The Judith and Holofernes collection in Artstor was sponsored by a grant from the Jessica E. Smith and Kevin R. Brine Charitable Trust. It is a thematic selection of approximately 300 images based on the Biblical story of Judith and Holofernes, across many periods and a wide range of media, including the unprecedented publication of narrative sequences in stained glass, relief sculpture and book illustrations. It supplements the hundreds of pre-existing images in various other collections in Artstor that depict figures and events from the Old Testament’s Book of Judith.

In the Book of Judith, the widow Judith saved the besieged city of Bethulia by decapitating Holofernes, the enemy general.The powerful visual potential of this narrative has inspired and challenged Western writers, dramatists, scribes, draftsmen, painters, and sculptors for two millennia. Judith was portrayed by Dante in The Divine Comedy and Chaucer in The Canterbury Tales; medieval depictions of the narrative cycle may be found in stained glass windows at Sainte-Chapelle in Paris and sculpture at Notre-Dame Cathedral in Rouen; Renaissance and baroque depictions abound, including works by Sandro Botticelli, Michelangelo Merisi da Caravaggio, Lucas Cranach the Elder, Donatello, Artemisia Gentileschi, Michelangelo, Peter Paul Rubens, and Titian; and in the 20th century, the theme was treated by Austrian expressionists, French surrealists, and contemporary feminist and conceptual artists.
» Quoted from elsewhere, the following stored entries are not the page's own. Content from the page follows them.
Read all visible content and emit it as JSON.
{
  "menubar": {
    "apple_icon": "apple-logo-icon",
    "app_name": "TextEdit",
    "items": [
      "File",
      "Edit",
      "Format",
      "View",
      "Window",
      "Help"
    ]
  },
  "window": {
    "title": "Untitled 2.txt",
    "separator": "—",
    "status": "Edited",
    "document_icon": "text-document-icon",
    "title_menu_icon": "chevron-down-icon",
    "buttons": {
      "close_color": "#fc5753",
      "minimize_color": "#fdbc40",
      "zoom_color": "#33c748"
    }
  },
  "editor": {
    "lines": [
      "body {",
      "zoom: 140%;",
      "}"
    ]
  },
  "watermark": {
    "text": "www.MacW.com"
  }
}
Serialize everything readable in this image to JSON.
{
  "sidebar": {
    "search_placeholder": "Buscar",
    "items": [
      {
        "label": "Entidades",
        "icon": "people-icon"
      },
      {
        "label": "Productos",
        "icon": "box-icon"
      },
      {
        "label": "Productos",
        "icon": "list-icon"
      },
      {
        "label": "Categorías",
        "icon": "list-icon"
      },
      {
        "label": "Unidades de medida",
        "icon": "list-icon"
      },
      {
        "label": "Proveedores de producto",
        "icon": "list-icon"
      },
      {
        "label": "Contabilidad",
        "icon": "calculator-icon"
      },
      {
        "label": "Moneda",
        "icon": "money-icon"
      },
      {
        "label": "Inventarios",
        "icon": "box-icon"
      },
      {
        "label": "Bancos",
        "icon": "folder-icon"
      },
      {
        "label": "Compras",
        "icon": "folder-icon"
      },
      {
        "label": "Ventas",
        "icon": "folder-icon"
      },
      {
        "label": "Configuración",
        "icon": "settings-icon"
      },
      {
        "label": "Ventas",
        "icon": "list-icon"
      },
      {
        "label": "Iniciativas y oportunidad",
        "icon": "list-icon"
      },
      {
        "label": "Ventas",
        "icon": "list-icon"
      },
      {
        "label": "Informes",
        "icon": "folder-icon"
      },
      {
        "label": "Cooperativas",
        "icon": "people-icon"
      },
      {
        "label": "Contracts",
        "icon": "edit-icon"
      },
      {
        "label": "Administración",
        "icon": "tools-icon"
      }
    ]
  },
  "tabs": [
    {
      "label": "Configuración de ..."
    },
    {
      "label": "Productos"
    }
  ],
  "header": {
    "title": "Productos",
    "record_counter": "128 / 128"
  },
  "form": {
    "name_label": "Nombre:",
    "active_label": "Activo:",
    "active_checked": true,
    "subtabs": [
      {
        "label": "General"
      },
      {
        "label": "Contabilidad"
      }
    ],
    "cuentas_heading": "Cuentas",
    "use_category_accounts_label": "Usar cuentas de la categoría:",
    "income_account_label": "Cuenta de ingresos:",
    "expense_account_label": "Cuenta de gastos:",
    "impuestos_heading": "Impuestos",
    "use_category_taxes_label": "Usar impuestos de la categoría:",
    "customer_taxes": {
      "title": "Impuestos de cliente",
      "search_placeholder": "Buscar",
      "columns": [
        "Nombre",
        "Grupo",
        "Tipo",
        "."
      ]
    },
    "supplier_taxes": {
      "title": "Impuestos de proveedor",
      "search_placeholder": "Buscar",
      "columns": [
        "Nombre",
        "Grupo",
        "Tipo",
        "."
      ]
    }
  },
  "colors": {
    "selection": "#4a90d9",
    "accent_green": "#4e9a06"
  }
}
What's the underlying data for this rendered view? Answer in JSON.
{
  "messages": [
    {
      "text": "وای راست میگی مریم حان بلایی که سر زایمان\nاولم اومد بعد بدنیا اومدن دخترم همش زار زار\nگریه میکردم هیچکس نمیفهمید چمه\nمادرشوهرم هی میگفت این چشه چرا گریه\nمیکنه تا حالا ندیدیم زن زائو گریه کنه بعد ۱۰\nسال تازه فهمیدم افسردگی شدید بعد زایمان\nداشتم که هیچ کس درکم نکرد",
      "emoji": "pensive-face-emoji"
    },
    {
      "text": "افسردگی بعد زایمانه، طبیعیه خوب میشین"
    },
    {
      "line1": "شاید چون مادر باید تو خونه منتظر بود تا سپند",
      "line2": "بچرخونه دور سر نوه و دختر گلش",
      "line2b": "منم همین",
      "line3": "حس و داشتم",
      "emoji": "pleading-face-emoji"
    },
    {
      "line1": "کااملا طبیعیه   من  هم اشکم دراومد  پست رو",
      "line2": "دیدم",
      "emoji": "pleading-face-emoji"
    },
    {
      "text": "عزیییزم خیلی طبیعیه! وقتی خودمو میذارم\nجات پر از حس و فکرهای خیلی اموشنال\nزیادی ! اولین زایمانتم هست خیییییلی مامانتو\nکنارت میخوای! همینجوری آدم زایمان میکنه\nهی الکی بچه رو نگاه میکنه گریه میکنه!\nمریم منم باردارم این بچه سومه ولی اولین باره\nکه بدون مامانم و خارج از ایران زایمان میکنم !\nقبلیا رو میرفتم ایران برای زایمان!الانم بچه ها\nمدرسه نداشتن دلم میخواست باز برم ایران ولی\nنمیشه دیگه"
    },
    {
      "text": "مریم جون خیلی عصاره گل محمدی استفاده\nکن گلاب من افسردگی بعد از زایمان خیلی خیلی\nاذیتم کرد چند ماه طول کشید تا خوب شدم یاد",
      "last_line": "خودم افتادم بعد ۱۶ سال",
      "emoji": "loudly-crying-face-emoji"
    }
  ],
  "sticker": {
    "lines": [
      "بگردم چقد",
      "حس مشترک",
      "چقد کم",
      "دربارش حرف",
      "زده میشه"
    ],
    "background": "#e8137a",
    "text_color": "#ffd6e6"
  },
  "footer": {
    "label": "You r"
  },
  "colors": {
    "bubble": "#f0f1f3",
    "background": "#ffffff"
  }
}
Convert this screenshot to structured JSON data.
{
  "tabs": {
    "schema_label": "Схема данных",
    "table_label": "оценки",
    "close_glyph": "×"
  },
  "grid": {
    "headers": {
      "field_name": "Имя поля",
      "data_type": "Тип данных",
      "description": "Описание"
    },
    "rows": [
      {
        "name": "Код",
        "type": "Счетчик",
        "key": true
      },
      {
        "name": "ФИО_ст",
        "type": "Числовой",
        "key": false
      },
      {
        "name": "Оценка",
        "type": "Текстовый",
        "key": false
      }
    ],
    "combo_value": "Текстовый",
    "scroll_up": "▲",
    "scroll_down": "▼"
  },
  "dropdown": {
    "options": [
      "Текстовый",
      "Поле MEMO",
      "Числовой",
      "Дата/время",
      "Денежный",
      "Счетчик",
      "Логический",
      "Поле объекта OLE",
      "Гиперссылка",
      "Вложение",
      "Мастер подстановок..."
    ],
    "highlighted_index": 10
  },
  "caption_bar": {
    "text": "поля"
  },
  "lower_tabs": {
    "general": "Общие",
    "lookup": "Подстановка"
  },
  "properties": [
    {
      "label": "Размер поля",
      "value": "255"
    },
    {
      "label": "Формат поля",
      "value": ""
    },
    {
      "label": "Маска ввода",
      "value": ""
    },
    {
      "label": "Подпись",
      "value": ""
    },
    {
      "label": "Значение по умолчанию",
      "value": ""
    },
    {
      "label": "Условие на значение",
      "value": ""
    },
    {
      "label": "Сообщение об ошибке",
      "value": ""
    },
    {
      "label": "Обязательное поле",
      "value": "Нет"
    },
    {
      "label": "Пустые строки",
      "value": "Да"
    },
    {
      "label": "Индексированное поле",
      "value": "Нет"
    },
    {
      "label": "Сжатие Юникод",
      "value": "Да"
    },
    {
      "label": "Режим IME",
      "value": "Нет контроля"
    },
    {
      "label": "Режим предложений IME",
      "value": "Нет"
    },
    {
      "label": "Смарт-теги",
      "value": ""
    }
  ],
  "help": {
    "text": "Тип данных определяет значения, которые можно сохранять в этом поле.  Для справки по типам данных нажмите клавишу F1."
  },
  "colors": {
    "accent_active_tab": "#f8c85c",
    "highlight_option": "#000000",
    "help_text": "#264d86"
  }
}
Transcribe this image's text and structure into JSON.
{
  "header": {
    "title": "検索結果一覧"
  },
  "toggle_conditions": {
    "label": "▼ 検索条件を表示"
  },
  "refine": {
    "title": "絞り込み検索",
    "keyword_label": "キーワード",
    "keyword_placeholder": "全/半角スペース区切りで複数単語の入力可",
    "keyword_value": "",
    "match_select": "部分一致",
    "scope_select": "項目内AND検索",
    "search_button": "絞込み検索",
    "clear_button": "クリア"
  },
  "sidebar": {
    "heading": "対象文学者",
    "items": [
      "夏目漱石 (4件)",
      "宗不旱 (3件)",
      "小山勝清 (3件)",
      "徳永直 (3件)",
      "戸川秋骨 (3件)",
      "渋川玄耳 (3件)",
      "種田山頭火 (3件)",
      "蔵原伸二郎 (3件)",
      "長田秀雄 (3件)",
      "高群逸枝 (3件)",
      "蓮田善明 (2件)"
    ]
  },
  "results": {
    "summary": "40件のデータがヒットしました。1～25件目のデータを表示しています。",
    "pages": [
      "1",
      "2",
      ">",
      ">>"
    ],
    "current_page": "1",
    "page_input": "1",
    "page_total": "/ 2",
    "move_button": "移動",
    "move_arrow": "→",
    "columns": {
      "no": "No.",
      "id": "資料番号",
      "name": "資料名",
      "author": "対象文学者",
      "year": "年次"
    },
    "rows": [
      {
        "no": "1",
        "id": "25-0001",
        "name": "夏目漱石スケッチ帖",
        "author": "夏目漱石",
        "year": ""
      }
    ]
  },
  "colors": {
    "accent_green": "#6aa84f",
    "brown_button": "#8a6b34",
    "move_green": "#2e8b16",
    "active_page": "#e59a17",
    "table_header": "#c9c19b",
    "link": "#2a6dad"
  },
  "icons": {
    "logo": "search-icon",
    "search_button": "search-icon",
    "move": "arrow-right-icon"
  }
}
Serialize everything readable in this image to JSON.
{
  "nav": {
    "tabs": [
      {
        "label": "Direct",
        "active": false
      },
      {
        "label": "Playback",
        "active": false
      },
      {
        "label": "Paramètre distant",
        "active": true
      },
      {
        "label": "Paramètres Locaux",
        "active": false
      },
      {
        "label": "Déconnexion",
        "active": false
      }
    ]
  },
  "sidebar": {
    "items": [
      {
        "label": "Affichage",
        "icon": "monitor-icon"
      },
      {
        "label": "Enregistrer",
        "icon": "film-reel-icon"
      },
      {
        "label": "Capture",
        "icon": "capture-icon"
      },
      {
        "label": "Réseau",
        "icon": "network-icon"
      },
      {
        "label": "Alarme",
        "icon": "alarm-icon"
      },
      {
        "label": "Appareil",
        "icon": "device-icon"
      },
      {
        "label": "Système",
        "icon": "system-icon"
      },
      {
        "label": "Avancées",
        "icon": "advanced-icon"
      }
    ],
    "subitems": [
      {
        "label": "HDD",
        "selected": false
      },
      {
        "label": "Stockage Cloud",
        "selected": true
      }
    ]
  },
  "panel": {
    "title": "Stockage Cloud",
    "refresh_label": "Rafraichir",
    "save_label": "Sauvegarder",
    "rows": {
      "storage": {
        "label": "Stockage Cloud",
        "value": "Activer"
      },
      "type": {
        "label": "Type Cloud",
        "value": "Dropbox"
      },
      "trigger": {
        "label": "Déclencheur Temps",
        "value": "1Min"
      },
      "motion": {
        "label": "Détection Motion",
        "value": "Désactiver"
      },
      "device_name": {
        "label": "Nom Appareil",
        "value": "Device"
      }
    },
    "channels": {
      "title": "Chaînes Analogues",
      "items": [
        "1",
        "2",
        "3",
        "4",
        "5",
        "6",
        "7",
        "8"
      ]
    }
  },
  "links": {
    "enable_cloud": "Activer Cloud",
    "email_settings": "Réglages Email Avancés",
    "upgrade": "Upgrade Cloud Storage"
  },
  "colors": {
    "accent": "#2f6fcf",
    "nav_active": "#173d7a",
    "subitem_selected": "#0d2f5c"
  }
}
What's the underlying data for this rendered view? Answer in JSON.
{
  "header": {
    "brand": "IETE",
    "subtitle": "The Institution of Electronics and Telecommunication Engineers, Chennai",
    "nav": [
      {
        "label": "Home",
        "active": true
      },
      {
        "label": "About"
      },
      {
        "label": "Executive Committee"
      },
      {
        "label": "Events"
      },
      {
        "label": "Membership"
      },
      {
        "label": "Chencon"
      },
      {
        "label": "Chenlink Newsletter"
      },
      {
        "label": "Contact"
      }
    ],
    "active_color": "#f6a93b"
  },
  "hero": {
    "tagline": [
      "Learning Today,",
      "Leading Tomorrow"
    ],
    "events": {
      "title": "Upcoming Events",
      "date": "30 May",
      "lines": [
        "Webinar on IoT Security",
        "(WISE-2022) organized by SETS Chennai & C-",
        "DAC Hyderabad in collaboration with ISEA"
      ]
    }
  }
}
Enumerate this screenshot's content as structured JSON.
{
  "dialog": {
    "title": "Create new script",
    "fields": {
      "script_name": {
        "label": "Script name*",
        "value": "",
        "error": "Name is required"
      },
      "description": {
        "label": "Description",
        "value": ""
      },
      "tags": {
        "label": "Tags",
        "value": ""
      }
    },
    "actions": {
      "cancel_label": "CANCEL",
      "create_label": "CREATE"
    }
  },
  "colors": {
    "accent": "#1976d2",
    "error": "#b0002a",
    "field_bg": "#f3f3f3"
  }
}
The Judith and Holofernes collection in Artstor is part of a larger initiative —The Judith Project: Expanding the Boundaries of Disciplinarity Through Collaborative Scholarly Practice— supported by the Jessica E. Smith and Kevin R. Brine Charitable Trust to enhance scholarship on The Book of Judith. As part of this project, approximately 30 international scholars were selected to participate in the Sword of Judith Conference held at the New York Public Library, April, 2008 (see K. Brine, E. Ciletti and H. Lähnemann (editors), The Sword of Judith: Judith Studies across the Disciplines, Open Book Publishers, 2010). The corpus of images in the Artstor Digital Library is intended to persist beyond the formal conclusion of the project and to be available for ongoing study and scholarship.